El mejor futuro de Cali depende sin duda de que se oficialice su área metropolitana, unida por el corredor férreo, como del desarrollo de las ciudades intermedias que la rodean y que forman parte del sistema de ciudades del río Cauca, unidas por el ferrocarril. Principalmente Santander de Quilichao, Palmira y Buga, a donde se debería reubicar la Gobernación del Departamento, como varias veces se ha sugerido en esta columna.
Es decir, evitar su caótica expansión y acelerado crecimiento poblacional, confundido con su desarrollo, o incluso con su modernización, pese a que ha generado sus actuales problemas de suministro de agua, agravado por la minería descontrolada en los Farallones, peligro de inundación si se rompe el Jarillón, o de un terremoto o los dos juntos, dificultad creciente para la movilidad de sus habitantes, y andenes por los que no se puede caminar.
Como dijo Lewis Mumford hace años (La cultura de las ciudades, 1938), hay que ver la ciudad como escenario de la cultura, y que hoy su progreso depende de atraer personas inteligentes y permitir que colaboren entre si al encontrarse en calles, plazas y parques, mercados, cafés, restaurantes, bibliotecas, museos y centros culturales, como señala Edward Glaeser (El triunfo de las ciudades, 2011), y en propiciar una mejor convivencia comenzando por eliminar el “ruido ajeno”.

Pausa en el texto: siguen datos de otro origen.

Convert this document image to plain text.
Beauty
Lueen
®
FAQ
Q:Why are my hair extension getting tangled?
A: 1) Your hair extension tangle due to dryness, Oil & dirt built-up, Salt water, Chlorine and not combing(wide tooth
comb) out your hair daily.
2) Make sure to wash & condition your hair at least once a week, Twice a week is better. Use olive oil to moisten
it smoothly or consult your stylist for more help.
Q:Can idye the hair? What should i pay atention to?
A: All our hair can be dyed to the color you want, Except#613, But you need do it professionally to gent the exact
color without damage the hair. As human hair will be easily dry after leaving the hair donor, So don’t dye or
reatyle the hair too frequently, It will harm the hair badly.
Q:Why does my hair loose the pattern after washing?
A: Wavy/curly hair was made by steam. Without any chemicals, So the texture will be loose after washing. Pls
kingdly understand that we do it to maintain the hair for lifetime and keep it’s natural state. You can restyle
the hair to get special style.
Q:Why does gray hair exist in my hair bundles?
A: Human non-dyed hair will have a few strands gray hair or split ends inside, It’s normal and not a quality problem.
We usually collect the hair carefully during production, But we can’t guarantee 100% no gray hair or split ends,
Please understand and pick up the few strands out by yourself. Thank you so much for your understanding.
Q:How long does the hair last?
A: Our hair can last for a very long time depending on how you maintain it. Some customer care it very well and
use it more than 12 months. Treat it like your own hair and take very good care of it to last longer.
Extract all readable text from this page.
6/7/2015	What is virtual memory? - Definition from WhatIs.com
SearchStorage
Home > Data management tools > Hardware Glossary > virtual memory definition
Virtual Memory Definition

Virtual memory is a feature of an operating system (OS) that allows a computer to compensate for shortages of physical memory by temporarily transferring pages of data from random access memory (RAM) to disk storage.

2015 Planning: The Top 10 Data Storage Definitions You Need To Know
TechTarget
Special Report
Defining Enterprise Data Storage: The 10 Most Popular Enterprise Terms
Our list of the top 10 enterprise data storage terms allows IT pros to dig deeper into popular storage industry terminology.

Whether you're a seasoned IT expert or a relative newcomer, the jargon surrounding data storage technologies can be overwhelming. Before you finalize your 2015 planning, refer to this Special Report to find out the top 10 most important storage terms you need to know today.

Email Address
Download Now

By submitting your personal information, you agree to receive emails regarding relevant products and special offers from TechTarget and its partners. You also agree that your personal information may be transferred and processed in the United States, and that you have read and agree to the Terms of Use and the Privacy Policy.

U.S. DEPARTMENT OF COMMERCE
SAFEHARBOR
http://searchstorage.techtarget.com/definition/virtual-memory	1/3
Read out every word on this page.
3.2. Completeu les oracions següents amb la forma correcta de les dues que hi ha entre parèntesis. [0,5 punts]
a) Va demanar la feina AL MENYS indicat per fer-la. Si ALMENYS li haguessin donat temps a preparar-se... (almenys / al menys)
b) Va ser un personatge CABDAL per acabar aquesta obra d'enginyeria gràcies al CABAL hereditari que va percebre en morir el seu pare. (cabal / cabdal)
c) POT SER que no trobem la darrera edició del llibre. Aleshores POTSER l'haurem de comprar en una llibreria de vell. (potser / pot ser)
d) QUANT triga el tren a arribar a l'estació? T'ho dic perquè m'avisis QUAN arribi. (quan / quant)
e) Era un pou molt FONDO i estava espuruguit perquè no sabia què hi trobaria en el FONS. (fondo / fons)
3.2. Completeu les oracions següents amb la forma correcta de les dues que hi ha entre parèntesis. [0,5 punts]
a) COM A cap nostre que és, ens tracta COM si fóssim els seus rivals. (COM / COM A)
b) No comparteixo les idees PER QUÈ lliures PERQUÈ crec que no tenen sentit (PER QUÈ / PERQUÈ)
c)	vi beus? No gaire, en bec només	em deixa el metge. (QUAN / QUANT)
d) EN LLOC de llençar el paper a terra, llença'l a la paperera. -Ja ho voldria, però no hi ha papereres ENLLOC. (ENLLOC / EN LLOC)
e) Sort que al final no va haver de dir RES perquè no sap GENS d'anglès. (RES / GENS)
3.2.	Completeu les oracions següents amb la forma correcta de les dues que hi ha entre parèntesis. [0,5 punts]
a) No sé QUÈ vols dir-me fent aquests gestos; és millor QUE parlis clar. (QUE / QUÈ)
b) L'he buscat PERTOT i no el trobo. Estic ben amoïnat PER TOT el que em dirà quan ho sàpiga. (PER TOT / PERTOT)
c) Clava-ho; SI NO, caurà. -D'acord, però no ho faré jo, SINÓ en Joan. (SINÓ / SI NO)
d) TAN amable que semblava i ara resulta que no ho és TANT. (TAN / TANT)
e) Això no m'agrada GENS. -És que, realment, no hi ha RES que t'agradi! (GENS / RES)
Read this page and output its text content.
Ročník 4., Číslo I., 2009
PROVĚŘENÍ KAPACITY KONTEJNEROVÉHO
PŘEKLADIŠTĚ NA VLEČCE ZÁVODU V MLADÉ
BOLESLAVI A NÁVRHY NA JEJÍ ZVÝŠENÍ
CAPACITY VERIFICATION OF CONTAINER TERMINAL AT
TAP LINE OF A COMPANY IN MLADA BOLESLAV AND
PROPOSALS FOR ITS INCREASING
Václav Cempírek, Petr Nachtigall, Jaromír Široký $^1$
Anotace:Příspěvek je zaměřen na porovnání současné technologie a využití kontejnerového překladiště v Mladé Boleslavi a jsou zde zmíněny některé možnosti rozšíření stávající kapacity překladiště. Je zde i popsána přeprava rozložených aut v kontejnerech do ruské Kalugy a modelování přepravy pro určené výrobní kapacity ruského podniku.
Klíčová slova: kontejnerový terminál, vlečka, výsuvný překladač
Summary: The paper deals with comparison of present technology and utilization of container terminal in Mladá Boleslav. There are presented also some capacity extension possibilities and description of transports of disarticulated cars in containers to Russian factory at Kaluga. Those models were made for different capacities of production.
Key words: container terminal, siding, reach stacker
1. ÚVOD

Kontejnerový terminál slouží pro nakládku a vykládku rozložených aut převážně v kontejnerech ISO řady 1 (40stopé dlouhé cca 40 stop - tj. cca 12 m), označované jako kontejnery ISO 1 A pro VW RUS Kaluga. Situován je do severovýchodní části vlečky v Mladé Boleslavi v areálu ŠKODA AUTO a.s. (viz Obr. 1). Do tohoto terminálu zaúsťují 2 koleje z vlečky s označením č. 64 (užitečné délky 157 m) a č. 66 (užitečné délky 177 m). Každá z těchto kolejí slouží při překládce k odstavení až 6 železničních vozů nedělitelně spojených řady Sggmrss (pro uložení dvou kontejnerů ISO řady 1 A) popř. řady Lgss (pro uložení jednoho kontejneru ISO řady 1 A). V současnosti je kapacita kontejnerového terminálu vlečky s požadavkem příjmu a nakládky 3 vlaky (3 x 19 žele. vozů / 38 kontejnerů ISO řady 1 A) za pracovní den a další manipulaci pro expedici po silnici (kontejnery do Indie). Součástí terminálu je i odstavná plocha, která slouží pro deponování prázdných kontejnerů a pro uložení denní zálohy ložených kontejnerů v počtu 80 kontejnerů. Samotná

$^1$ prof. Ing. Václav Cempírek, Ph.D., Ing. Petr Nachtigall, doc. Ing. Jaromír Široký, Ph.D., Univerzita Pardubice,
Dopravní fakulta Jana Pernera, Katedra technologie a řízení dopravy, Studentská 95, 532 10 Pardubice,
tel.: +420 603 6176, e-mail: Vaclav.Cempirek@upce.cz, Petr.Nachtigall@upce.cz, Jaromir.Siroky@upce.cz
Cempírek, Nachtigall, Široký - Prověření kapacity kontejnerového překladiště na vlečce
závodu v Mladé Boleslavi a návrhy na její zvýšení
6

Su ordenamiento territorial hay que entenderlo como una normativa general a partir de un diseño urbano arquitectónico, como indicaba Jane Jacobs hace medio siglo (Muerte y vida de las grandes ciudades, 1961). Y la importancia de regularizar su trazado ortogonal original, de norte a sur y entre la cordillera y el Cauca, con el corredor férreo como eje principal, se entiende leyendo a Sibyl Moholy–Nagy (Urbanismo y sociedad, 1968).
Al tiempo hay que recuperar espacialmente calles, plazas y parques para que faciliten el encuentro. Volver a las fachadas paramentadas, y eliminar los codiciosos voladizos corridos de un extremo al otro. Disponer para construir de los retrocesos incompletos (muelas). Hacer andenes amplios, llanos y arborizados y con pasos pompeyanos donde sea necesario. Dar preferencia en las calzadas a las bicicletas y al transporte público.
Usar la plusvalía para controlar la propiedad privada del suelo, que permite su obsolescencia programada, denunciada por Eduardo Galeano (Me caí del mundo y no sé cómo entrar, 2013); promover las construcciones en altura en los grandes vacíos existentes; agregar pisos para re densificar; usar y no apenas conservar el patrimonio construido; y en lugar de demoler para construir, evitar el desperdicio de lo ya edificado y el consumismo de lo “nuevo”.
Buscar lo verdaderamente sostenible climáticamente, valorando la inversión, trabajo, materiales, agua y energía ya invertidos. Reinterpretar el legado que dejó la arquitectura colonial en el valle del río Cauca, de zaguanes, patios, corredores, recintos genéricos, pocas aberturas, grandes techumbres y el encalado blanco, recursos proyectuales de total actualidad en el trópico caliente.
Pero sobre todo haciendo a Cali una ciudad más sostenible al no extenderla irresponsablemente para beneficio únicamente de los terratenientes que la rodean pero además alargando los servicios y recorridos por cuenta de los contribuyentes. Y que el Estado haga vivienda de alquiler en el medio desocupado centro ampliado de la ciudad, para facilitar el transporte y la movilidad social de los caleños.